Congress approved the use of the national motto amid the “red scare” of “communist atheism” during the Cold War. Fear of the Soviet Union was high. Paradoxically, religious conservatives today seem to have little to no concern that their chosen president may have colluded with the Russians.
In November 2011, the House passed a resolution reaffirming the official motto, citing “a crisis of national identity and mass confusion among Americans about their nation’s motto” after Obama had cited E Pluribus Unum as the motto in a speech in Indonesia.
A “self-avowed atheist” from Woodville, Texas sued Obama and Federal Reserve Chairman Ben Bernanke in 2009, stating that seeing “In God We Trust” on money violated his church-state separation principles. A federal appeals court ruled in the end that it didn’t violate the establishment clause of the First Amendment. The D.C. Circuit Court of Appeals referred back to prior cases in 2003, 2005, and going as far back as Aronow v. United States in 1970. In that year, the 9th U.S. Circuit Court of Appeals wrote, “It is quite obvious that the national motto and slogan on coinage and currency ‘In God We Trust’ has nothing whatsoever to do with the establishment of religion.”

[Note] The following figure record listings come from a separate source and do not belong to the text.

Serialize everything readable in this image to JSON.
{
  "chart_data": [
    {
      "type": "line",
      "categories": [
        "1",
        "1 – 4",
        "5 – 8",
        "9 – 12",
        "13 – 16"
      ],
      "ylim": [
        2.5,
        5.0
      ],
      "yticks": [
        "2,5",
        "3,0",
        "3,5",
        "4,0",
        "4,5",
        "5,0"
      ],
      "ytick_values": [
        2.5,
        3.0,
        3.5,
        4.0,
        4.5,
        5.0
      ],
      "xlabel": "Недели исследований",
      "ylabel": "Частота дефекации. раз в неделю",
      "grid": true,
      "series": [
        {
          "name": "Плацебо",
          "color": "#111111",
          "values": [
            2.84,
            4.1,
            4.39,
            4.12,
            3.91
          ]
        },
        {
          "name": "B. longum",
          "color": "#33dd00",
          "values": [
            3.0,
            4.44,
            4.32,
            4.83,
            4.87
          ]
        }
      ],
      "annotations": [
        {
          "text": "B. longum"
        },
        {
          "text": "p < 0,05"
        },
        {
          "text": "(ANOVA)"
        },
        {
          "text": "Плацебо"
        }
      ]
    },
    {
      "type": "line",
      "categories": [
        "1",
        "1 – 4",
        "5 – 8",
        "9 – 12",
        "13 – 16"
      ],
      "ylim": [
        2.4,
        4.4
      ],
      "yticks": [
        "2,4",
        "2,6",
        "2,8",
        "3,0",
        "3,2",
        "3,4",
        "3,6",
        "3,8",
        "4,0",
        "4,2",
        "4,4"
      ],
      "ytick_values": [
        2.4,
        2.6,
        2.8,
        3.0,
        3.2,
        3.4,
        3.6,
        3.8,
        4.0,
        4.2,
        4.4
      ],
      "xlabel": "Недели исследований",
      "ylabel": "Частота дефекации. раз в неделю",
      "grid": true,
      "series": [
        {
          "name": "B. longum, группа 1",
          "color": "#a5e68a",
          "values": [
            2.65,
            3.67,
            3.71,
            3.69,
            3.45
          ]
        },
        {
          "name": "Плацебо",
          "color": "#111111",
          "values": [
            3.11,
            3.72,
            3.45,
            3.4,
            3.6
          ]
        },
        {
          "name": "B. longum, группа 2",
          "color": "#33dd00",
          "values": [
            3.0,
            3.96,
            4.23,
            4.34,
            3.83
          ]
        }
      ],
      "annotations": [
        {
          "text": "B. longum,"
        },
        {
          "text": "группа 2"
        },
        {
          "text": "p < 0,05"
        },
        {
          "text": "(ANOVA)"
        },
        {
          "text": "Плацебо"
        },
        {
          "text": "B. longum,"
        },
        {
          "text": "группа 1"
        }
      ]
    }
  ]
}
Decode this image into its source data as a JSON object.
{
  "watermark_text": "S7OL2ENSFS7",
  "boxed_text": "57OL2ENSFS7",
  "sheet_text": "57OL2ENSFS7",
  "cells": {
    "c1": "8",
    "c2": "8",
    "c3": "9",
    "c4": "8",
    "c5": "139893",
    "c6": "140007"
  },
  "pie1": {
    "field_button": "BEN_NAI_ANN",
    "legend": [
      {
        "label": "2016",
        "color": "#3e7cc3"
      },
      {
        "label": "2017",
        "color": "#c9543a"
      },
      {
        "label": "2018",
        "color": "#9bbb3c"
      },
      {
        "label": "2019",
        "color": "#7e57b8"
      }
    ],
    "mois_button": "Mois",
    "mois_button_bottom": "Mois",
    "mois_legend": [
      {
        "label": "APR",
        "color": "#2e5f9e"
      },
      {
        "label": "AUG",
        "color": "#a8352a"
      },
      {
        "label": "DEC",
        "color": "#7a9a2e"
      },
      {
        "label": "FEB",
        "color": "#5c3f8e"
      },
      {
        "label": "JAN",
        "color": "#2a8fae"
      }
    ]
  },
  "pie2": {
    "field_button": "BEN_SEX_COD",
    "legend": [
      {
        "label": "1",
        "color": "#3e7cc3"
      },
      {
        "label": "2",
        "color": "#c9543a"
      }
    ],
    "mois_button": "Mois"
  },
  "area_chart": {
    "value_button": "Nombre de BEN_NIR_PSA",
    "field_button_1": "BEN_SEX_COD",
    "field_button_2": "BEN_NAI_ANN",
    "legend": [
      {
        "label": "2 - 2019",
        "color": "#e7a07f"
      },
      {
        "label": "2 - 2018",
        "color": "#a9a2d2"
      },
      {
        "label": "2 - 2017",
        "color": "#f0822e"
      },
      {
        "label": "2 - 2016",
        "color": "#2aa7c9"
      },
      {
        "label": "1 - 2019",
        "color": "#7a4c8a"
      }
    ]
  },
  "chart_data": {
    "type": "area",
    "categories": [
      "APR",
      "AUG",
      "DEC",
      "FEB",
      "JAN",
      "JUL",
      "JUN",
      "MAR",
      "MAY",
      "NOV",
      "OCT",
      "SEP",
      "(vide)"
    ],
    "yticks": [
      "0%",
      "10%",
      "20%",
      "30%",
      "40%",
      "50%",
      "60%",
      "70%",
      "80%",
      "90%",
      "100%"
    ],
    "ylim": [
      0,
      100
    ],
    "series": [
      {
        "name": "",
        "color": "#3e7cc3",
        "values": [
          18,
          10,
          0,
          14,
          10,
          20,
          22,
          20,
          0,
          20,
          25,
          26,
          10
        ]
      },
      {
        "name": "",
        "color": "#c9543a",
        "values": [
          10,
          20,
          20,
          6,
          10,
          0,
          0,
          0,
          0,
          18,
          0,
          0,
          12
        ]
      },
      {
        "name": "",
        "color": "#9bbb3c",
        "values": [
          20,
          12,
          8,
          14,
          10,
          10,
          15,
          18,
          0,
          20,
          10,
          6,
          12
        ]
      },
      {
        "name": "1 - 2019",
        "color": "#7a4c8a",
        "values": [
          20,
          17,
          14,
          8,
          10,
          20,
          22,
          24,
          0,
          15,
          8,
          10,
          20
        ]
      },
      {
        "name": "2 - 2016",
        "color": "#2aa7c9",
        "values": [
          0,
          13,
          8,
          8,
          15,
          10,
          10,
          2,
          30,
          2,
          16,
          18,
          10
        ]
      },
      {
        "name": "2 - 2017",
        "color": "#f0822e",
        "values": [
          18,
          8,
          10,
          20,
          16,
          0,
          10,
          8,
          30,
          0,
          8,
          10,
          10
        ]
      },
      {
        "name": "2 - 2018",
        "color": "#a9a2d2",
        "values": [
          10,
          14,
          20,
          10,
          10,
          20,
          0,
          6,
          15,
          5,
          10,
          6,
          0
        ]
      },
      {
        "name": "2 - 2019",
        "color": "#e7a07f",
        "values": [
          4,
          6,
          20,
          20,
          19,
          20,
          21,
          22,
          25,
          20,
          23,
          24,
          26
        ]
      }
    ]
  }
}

How a court could arrive at the conclusion that God has nothing to do with religion is certainly a mystery. Would that conclusion still stand if Arkansas’ new law is brought before the Supreme Court today? We might find out…
At any rate, now schools can proudly display “In God We Trust” in Arkansas with picture displays -at long last. Will that display of religious assertion make a difference at all? Does it matter if some of the kids aren’t religious? Does it matter if some of them are Muslim or atheist? Or will the real message be, “You’re in Arkansas now. If you aren’t like us, don’t expect our trust. Out of many religions, one.”